Genehmigen Sie, sehr geehrter Herr Innenminister, den Ausdruck meiner vorzüglichen Hochachtung
Ihr sehr ergebener gez. B. Haak«
Es ging dem Briefschreiber und seinen CDU-Hintermännern überhaupt nicht in erster Linie um die angeblich einzusparenden Millionen, sondern um die Auflösung der Kammern in der bestehenden Form. Statt Antifaschisten aus verschiedenen Parteien sollten bürgerliche Juristen über die Haftentschädigungen entscheiden.
Der Brief von B. Haak war der erste organisierte Vorstoß der CDU, und sein Austritt aus der Kammer sollte ein Druckmittel sein. Ein paar Wochen später folgte der zweite Vorstoß, diesmal durch den CDU-Landtagsabgeordneten Lütsches. In einem Brief an Dr. Lüders vom Bundesinnenministerium heißt es:
»Betr. Haftentschädigung im Lande Nordrhein-Westfalen
Sehr geehrter Herr Dr. Lüders!
Bei der Verabschiedung des Haftentschädigungsgesetzes hat der Landtag von Nordrhein-Westfalen m. E. seine Sorgfaltspflicht verletzt. Der anliegende Bericht ist, mit seiner Anlage, sicherlich geeignet, Ihre Aufmerksamkeit zu erlangen.
Ich bitte, hiervon auch Herrn Bundesinnenminister Dr. Dr. h. c. Gustav Heinemann Kenntnis zu geben.
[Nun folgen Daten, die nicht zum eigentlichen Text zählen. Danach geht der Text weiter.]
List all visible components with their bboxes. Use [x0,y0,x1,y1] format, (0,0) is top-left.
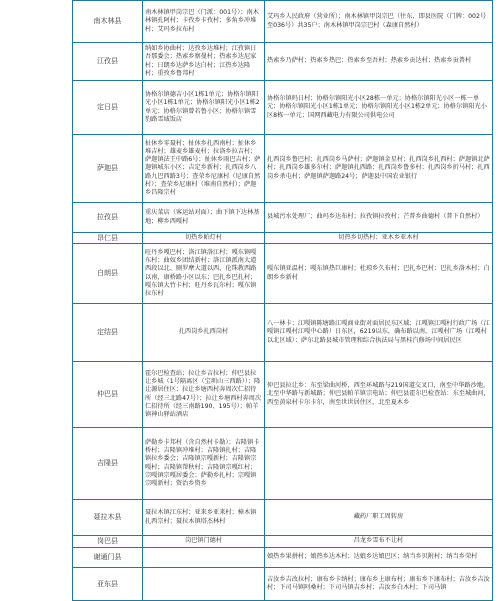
table-row [73,1,493,43]
county-cell: 岗巴县 [73,536,143,548]
area-cell: 仲巴县拉让乡：东至梁曲河桥，西至环城路与219国道交叉口，南至中华路沙地，北至中华路与新城路；仲巴县帕羊镇宗电站；仲巴县霍尔巴检查站：东至城曲河，西至黄泉村卡尔卡尔，南至世世居住区，北至夏木乡 [265,362,493,428]
county-cell: 江孜县 [73,43,143,81]
table-row [73,500,493,536]
area-cell: 扎西岗乡鲁巴村；扎西岗乡马萨村；萨迦镇金星村；扎西岗乡扎西村；萨迦镇北萨村；扎西岗乡雄多尔村；萨迦镇扎西路；扎西岗乡鲁多村；扎西岗乡折马村；扎西岗乡杀屯村；萨迦镇萨迦路24号；萨迦县中国农业银行 [265,135,493,203]
county-cell: 亚东县 [73,568,143,601]
table-row [73,203,493,233]
area-cell: 聂拉木镇江东村；亚来乡亚来村；樟木镇扎西宗村；聂拉木镇塔杰林村 [143,500,265,536]
county-cell: 萨迦县 [73,135,143,203]
area-cell: 岗巴镇门德村 [143,536,265,548]
county-cell: 仲巴县 [73,362,143,428]
county-cell: 吉隆县 [73,428,143,500]
area-cell: 八一林卡；江嘎镇陈塘路江嘎商业街对面居民东区域；江嘎镇江嘎村行政广场（江嘎镇江嘎村江嘎中心路）日东区，6219以东，确布路以南，江嘎村广场（江嘎村以北区域）；萨尔北路县城市管理和综合执法局与黑桂汽修场中间居民区 [265,304,493,362]
county-cell: 拉孜县 [73,203,143,233]
area-cell: 萨勒乡卡邦村（含自然村卡勒）；吉隆镇卡桥村；吉隆镇冲堆村；吉隆镇扎村；吉隆镇拉乡委会；吉隆镇宗嘎新村；吉隆镇宗嘎村；吉隆镇帮秋村；吉隆镇宗嘎红村；宗嘎镇宗嘎居委会；萨勒乡扎村；宗嘎镇宗嘎新村；资治乡资乡 [143,428,265,500]
area-cell [143,568,265,601]
table-row [73,548,493,568]
table-row [73,536,493,548]
table-row [73,304,493,362]
area-cell: 重庆菜店（客运站对面）；曲下镇下达林基地；柳乡西嘎村 [143,203,265,233]
table-row [73,568,493,601]
area-cell [265,428,493,500]
area-cell: 扯休乡零聂村；扯休乡扎西南村；扯休乡堆吉村；雄麦乡雄麦村；拉洛乡拉吉村；萨迦镇法王中路6号；扯休乡雨巴吉村；萨迦镇城东小区；吉定乡新村；扎西岗乡八路九巴西路3号；查荣乡尼康村（尼康自然村）；查荣乡尼康村（堆南自然村）；萨迦乡昌隆宗村 [143,135,265,203]
area-cell: 霍尔巴检查站；拉让乡吉拉村；仲巴县拉让乡城（1号隔离区（宝圳山三西路））；隆让源居住区；拉让乡塘西村奔周次仁招待所（经三北路47号）；拉让乡塘西村奔周次仁招待所（经三南路190、195号）；帕羊镇神山驿站酒店 [143,362,265,428]
county-cell: 聂拉木县 [73,500,143,536]
area-cell: 嘎东镇亚温村；嘎东镇热巨康村；杜琼乡久布村；巴扎乡巴村；巴扎乡洛木村；白朗乡乡新村 [265,244,493,304]
area-cell: 切热乡帕灯村 [143,233,265,244]
table-row [73,362,493,428]
county-cell: 昂仁县 [73,233,143,244]
area-cell: 吉汝乡吉改拉村；康布乡卡纳村；康布乡上康布村；康布乡下康布村；吉汝乡吉汝村；下司马镇阿桑村；下司马镇吉乡村；吉汝乡白木村；下司马镇 [265,568,493,601]
area-cell: 扎西岗乡扎西岗村 [143,304,265,362]
area-cell: 热索乡乃萨村；热索乡热巴；热索乡至吾村；热索乡贡达村；热索乡贡普村 [265,43,493,81]
table-row [73,81,493,135]
table-body [73,1,493,601]
table-row [73,135,493,203]
county-cell: 定日县 [73,81,143,135]
area-cell: 艾玛乡人民政府（营业所）；南木林镇甲岗宗巴（往东，即县医院（门牌：002号至036号）共35户；南木林镇甲岗宗巴村（森康自然村） [265,1,493,43]
county-cell: 白朗县 [73,244,143,304]
area-cell: 娘热乡果拼村；娘热乡达木村；达娘乡达娘巴区；纳当乡贝附村；纳当乡荣村 [265,548,493,568]
table-row [73,244,493,304]
table-row [73,233,493,244]
county-cell: 定结县 [73,304,143,362]
area-cell: 南木林镇甲岗宗巴（门派：001号）；南木林镇孔阿村；卡孜乡卡孜村；多角乡冲堆村；艾玛乡拉布村 [143,1,265,43]
area-cell: 旺丹乡嘎巴村；洛江镇洛江村；嘎东镇嘎东村；曲奴乡团结新村；洛江镇派南大道西段以北、厕罗摩大道以西，伦珠教西路以南，康桥路小区以东；巴扎乡巴扎村；嘎东镇大竹卡村；旺丹乡瓦尔村；嘎东镇拉东村 [143,244,265,304]
area-cell: 切热乡切热村；亚木乡亚木村 [265,233,493,244]
area-cell: 藏药厂职工周转房 [265,500,493,536]
area-cell: 县城污水处理厂；曲玛乡达布村；拉孜镇拉孜村；芒普乡曲德村（普下自然村） [265,203,493,233]
county-cell: 南木林县 [73,1,143,43]
area-cell [143,548,265,568]
county-cell: 谢通门县 [73,548,143,568]
area-cell: 纳如乡协曲村；达孜乡达堆村；江孜镇日吾那委会；热索乡察曼村；热索乡达尼家村；日朗乡达萨乡达白村；江热乡达隆村；重孜乡鲁邦村 [143,43,265,81]
table-row [73,428,493,500]
table-row [73,43,493,81]
area-cell: 协格尔镇吗日村；协格尔镇阳光小区28栋一单元；协格尔镇阳光小区一栋一单元；协格尔镇阳光小区1栋1单元；协格尔镇阳光小区1栋2单元；协格尔镇阳光小区8栋一单元；国网西藏电力有限公司供电公司 [265,81,493,135]
county-area-table [72,0,493,601]
area-cell: 协格尔镇德吉小区1栋1单元；协格尔镇阳光小区1栋1单元；协格尔镇阳光小区1栋2单元；协格尔镇曾若鲁小区；协格尔镇雪豹路雪域饭店 [143,81,265,135]
area-cell: 昌龙乡雪布不让村 [265,536,493,548]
Mit vorzüglicher Hochachtung«
Als Anlage schickte er die folgende Stellungnahme mit:
»Haftentschädigung im Lande Nordrhein-Westfalen
Aufgrund des Gesetzes für Freiheitsentziehung … wird den Antragsberechtigten eine Entschädigung von 150,– DM je Haftmonat vergütet …
Das Gesetz weist sehr große Mängel auf. Es eröffnet Betrügereien Tor und Tür. Der Landtag von Nordrhein-Westfalen ist bei seiner Entscheidung den Intentionen (Plänen – W. D.) des kommunistischen Ministerialdirigenten Dr. Marcel Frenkel erlegen.
Ein praktisches Beispiel für die mangelhafte Handhabung des Gesetzes bildet die Beschwerde des Vorsitzenden des Bundes der Verfolgten des Naziregimes, Ortsverband Duisburg, Bernhard Haak, die diesem Berichte in Abschrift beiliegt …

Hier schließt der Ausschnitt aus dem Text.